NEW YORK (Reuters Health) – A small but growing number of women with breast cancer are choosing to have the unaffected breast removed in an effort to prevent a recurrence, researchers reported Monday.
Using data from New York State hospitals, the researchers found that between 1995 and 2005, the prevalence of preventive mastectomy among women with a history of cancer in one breast more than doubled.
The procedure was performed in about 2 percent of all women diagnosed with breast cancer in 1995 and 1996 — rising to just over 4 percent by 2005.
In contrast, there was only a small increase in preventive mastectomies among women who had no personal history of breast cancer but were considered at risk because of a strong family history of the disease.

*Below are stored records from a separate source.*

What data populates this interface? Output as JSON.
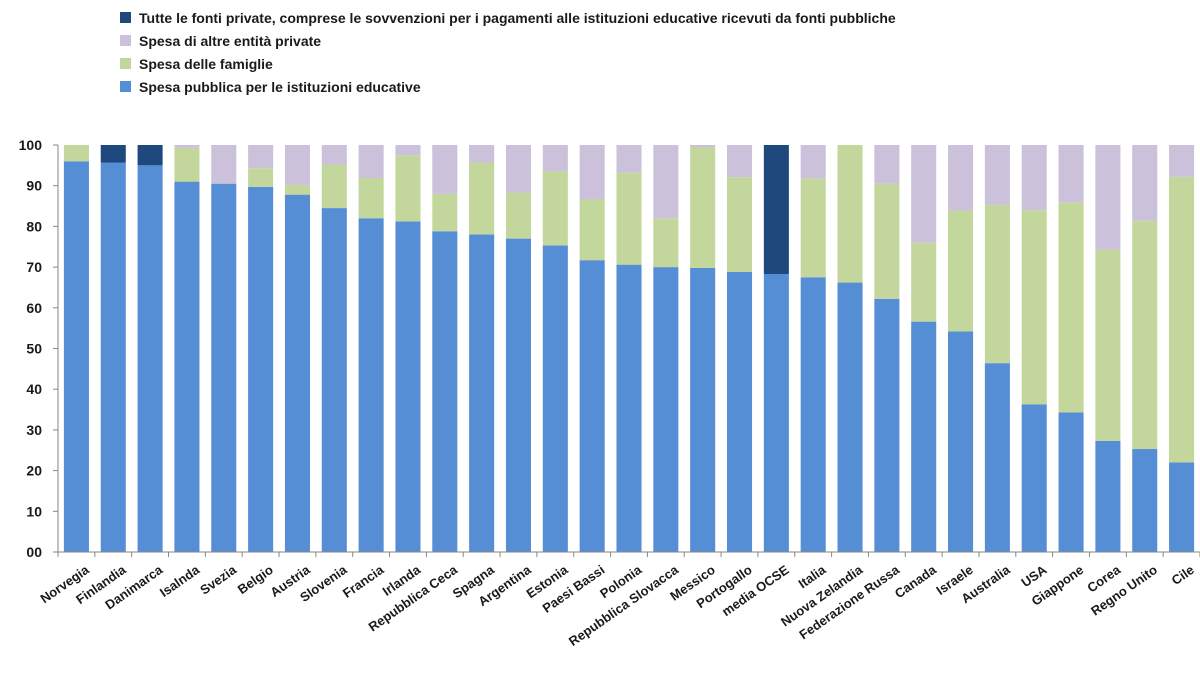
{
  "chart_data": {
    "type": "bar",
    "stacked": true,
    "title": "",
    "xlabel": "",
    "ylabel": "",
    "ylim": [
      0,
      100
    ],
    "yticks": [
      "00",
      "10",
      "20",
      "30",
      "40",
      "50",
      "60",
      "70",
      "80",
      "90",
      "100"
    ],
    "grid": false,
    "legend_position": "top",
    "categories": [
      "Norvegia",
      "Finlandia",
      "Danimarca",
      "Isalnda",
      "Svezia",
      "Belgio",
      "Austria",
      "Slovenia",
      "Francia",
      "Irlanda",
      "Repubblica Ceca",
      "Spagna",
      "Argentina",
      "Estonia",
      "Paesi Bassi",
      "Polonia",
      "Repubblica Slovacca",
      "Messico",
      "Portogallo",
      "media OCSE",
      "Italia",
      "Nuova Zelandia",
      "Federazione Russa",
      "Canada",
      "Israele",
      "Australia",
      "USA",
      "Giappone",
      "Corea",
      "Regno Unito",
      "Cile"
    ],
    "series": [
      {
        "name": "Spesa pubblica per le istituzioni educative",
        "color": "#558ED5",
        "values": [
          96,
          95.7,
          95,
          91,
          90.5,
          89.7,
          87.8,
          84.5,
          82,
          81.2,
          78.8,
          78,
          77,
          75.3,
          71.7,
          70.6,
          70,
          69.8,
          68.8,
          68.3,
          67.5,
          66.2,
          62.2,
          56.6,
          54.2,
          46.4,
          36.3,
          34.3,
          27.3,
          25.3,
          22
        ]
      },
      {
        "name": "Spesa delle famiglie",
        "color": "#C3D69B",
        "values": [
          4,
          0,
          0,
          8.3,
          0,
          4.6,
          2.4,
          10.7,
          9.9,
          16.3,
          9.2,
          17.7,
          11.3,
          18.2,
          14.9,
          22.6,
          12,
          29.7,
          23.3,
          0,
          24.3,
          33.8,
          28.3,
          19.4,
          29.7,
          38.9,
          47.7,
          51.6,
          47,
          56.1,
          70.2
        ]
      },
      {
        "name": "Spesa di altre entità private",
        "color": "#CCC1DA",
        "values": [
          0,
          0,
          0,
          0.7,
          9.5,
          5.7,
          9.8,
          4.8,
          8.1,
          2.5,
          12,
          4.3,
          11.7,
          6.5,
          13.4,
          6.8,
          18,
          0.5,
          7.9,
          0,
          8.2,
          0,
          9.5,
          24,
          16.1,
          14.7,
          16,
          14.1,
          25.7,
          18.6,
          7.8
        ]
      },
      {
        "name": "Tutte le fonti private, comprese le sovvenzioni per i pagamenti alle istituzioni educative ricevuti da fonti pubbliche",
        "color": "#1F497D",
        "values": [
          0,
          4.3,
          5,
          0,
          0,
          0,
          0,
          0,
          0,
          0,
          0,
          0,
          0,
          0,
          0,
          0,
          0,
          0,
          0,
          31.7,
          0,
          0,
          0,
          0,
          0,
          0,
          0,
          0,
          0,
          0,
          0
        ]
      }
    ]
  },
  "legend_order": [
    3,
    2,
    1,
    0
  ]
}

The findings suggest that while the number of preventive mastectomies performed each year in New York was small, the procedure is becoming more common, the researchers report in the journal Cancer.
The more marked increase among women with a history of breast cancer raises some concerns, senior researcher Dr. Stephen B. Edge, of the Roswell Park Cancer Institute in Buffalo, told Reuters Health.

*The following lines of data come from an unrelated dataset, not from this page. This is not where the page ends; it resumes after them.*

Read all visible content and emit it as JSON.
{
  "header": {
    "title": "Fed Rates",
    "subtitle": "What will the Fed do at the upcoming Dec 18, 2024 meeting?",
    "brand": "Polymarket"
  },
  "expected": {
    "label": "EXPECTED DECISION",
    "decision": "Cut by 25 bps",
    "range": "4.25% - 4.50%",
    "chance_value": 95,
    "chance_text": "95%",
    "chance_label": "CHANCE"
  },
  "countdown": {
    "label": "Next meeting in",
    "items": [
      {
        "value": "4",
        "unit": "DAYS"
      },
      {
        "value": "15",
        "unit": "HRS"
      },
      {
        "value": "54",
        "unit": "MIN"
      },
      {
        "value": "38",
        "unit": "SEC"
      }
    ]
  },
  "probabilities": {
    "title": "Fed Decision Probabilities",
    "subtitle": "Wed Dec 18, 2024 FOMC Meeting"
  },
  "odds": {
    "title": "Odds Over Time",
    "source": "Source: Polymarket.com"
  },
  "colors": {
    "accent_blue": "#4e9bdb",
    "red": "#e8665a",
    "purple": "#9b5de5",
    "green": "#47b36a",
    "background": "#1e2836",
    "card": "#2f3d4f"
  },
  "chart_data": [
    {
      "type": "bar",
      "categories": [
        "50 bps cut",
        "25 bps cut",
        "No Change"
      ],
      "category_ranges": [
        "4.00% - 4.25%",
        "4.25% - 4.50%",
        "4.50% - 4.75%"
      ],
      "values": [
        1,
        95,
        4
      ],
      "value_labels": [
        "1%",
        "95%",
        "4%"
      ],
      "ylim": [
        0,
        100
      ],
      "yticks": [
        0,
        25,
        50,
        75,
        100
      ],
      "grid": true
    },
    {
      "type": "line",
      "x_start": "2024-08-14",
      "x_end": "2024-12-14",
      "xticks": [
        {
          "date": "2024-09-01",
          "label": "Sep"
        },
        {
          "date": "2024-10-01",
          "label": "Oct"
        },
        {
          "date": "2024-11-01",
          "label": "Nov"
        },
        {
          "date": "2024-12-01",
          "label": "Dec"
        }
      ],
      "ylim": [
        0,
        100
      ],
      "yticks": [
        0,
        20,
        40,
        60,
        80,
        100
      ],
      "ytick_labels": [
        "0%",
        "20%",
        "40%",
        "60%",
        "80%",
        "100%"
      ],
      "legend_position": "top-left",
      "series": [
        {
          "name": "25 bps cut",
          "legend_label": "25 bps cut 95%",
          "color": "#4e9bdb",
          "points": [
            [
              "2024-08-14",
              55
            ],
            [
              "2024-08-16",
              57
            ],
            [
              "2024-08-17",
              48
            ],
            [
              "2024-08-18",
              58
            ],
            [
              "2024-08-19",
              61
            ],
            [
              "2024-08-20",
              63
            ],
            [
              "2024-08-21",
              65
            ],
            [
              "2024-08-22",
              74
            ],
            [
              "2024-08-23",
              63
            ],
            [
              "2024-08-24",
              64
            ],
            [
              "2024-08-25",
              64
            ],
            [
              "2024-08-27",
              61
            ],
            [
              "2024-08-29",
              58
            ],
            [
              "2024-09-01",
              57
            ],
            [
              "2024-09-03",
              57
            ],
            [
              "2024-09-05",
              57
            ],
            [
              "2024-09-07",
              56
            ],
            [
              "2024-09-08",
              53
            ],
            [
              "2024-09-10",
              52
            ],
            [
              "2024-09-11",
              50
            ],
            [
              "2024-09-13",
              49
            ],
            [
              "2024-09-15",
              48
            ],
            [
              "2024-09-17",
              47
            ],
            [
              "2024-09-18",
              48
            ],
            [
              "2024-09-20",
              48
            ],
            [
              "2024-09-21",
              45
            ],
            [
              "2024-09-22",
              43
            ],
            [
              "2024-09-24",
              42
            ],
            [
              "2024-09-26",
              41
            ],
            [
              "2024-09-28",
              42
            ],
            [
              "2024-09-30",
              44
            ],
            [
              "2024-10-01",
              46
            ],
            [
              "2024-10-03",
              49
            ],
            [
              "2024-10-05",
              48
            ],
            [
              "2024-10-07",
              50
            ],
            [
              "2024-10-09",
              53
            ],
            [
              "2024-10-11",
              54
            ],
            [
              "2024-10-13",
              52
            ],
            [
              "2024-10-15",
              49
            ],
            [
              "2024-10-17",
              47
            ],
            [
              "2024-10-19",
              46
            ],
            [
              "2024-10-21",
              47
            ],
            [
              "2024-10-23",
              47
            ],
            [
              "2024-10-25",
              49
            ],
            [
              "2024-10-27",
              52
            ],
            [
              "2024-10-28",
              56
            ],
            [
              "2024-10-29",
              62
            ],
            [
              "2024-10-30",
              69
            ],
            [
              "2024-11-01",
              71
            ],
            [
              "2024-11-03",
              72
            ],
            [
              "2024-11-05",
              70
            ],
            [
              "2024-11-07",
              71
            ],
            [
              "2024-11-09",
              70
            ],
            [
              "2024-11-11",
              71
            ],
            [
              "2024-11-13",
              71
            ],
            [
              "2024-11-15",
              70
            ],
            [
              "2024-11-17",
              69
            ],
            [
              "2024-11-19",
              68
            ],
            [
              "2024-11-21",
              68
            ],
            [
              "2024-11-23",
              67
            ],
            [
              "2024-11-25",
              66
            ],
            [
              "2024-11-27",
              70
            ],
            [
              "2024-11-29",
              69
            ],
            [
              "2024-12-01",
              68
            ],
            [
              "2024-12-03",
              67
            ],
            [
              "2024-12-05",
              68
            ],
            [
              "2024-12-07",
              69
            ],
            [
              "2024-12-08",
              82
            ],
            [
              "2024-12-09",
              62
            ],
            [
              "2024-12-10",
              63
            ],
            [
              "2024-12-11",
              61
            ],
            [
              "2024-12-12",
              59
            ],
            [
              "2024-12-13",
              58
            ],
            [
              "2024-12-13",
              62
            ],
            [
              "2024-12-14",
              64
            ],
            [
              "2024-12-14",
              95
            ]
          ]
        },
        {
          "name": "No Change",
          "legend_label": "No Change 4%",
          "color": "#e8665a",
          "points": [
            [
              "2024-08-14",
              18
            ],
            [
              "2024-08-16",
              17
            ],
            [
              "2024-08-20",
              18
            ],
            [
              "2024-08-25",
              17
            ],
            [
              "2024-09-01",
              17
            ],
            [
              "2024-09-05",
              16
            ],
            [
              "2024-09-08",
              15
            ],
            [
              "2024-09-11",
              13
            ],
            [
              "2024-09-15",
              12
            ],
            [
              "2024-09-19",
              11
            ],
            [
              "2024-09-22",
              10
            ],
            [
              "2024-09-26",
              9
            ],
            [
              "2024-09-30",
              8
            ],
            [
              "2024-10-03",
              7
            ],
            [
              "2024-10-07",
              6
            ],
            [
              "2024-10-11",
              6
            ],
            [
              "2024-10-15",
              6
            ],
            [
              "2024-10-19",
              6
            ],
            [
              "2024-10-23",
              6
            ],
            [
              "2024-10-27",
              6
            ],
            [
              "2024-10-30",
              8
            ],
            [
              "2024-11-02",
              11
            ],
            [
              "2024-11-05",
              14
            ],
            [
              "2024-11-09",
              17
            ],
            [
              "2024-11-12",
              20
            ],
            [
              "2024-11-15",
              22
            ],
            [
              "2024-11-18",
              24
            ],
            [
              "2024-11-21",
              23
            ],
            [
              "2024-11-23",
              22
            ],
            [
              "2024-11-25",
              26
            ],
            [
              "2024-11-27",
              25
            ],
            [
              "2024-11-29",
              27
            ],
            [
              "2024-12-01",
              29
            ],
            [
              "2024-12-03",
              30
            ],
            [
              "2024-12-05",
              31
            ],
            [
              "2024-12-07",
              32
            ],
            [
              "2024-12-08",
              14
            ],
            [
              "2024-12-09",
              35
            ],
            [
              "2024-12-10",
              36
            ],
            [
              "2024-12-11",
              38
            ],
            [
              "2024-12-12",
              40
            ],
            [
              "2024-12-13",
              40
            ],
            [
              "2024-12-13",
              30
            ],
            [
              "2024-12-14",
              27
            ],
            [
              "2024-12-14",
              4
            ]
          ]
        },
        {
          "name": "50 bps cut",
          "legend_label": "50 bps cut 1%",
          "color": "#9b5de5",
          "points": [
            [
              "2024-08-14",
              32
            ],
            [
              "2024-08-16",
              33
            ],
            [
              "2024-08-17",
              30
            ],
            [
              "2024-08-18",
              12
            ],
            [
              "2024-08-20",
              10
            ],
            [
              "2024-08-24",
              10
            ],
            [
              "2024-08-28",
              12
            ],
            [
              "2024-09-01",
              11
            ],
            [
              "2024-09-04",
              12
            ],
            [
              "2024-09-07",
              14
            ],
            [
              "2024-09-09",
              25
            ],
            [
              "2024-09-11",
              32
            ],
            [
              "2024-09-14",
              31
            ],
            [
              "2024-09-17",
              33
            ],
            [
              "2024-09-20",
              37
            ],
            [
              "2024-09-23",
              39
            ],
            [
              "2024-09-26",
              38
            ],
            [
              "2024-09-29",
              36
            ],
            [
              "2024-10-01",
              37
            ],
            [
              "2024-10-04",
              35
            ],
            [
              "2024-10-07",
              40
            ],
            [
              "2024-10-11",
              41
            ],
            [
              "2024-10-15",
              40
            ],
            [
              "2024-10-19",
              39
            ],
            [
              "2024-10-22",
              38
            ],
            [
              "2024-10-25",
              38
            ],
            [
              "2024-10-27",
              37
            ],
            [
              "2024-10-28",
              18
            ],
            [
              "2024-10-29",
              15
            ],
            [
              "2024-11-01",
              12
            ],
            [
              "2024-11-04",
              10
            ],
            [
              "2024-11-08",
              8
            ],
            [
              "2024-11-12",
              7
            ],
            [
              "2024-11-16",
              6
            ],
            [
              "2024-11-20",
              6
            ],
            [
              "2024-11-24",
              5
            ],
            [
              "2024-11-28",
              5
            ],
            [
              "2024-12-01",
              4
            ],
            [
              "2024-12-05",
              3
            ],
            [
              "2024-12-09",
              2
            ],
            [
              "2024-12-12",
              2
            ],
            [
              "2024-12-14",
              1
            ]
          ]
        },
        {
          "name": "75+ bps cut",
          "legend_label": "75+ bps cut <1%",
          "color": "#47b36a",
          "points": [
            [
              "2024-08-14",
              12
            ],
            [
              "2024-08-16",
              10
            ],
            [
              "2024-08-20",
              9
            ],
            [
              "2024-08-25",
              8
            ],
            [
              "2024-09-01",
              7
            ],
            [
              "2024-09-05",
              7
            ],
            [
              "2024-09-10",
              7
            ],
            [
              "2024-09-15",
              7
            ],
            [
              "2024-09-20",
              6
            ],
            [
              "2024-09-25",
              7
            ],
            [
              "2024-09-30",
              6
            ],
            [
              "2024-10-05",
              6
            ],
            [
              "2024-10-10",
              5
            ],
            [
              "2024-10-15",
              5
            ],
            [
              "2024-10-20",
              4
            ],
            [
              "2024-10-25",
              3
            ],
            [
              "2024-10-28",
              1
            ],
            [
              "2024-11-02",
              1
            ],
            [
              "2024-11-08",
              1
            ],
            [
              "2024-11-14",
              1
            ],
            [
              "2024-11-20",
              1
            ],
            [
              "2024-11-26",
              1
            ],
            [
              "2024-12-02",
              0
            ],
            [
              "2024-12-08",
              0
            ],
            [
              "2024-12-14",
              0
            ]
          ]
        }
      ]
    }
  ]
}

The central issue, he explained, is that there is no evidence that removing the unaffected breast improves long-term survival.
While preventive mastectomy likely cuts the chances of cancer developing in the second breast, the ultimate impact on survival is a more complicated matter.

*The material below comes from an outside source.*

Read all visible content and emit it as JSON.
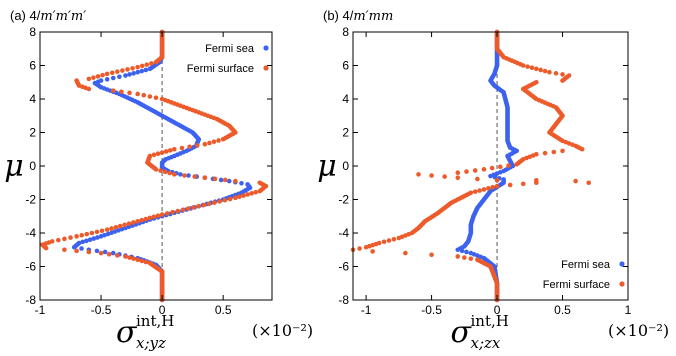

Edge noted that among women who are not at high genetic risk of breast cancer — about 95 percent of all breast cancer patients — the odds of developing cancer in the second breast are between 10 percent and 20 percent over 20 to 30 years.
The large majority of those cancers, he added, are detected early and effectively treated.
So in deciding whether to have a preventive mastectomy, women need to consider the uncertain long-term benefits and the risk of complications — which include bleeding, infection and nerve damage.
"Women need to be carefully counseled on the issues of the risks of developing a second cancer, and the largely minimal or no impact this may have on their survival," Edge said.
The study findings are based on data from hospital discharge records and the New York State cancer registry. Of the nearly 70,000 women who underwent mastectomies between 1995 and 2005, 9 percent — 6,275 women — had one for preventive reasons.
Of women having a preventive mastectomy, 81 percent had a history of breast cancer. The number of these procedures rose from 295 in 1995 to 683 in 2005.
Meanwhile, the number of preventive procedures performed among women with no personal history of breast cancer showed a much a smaller change — 106 in 1995, versus 128 in 2005.
The data cannot offer any potential reasons for the increases, and Edge said there is "clearly" a need for more research into the factors that are influencing women’s decisions on preventive mastectomy.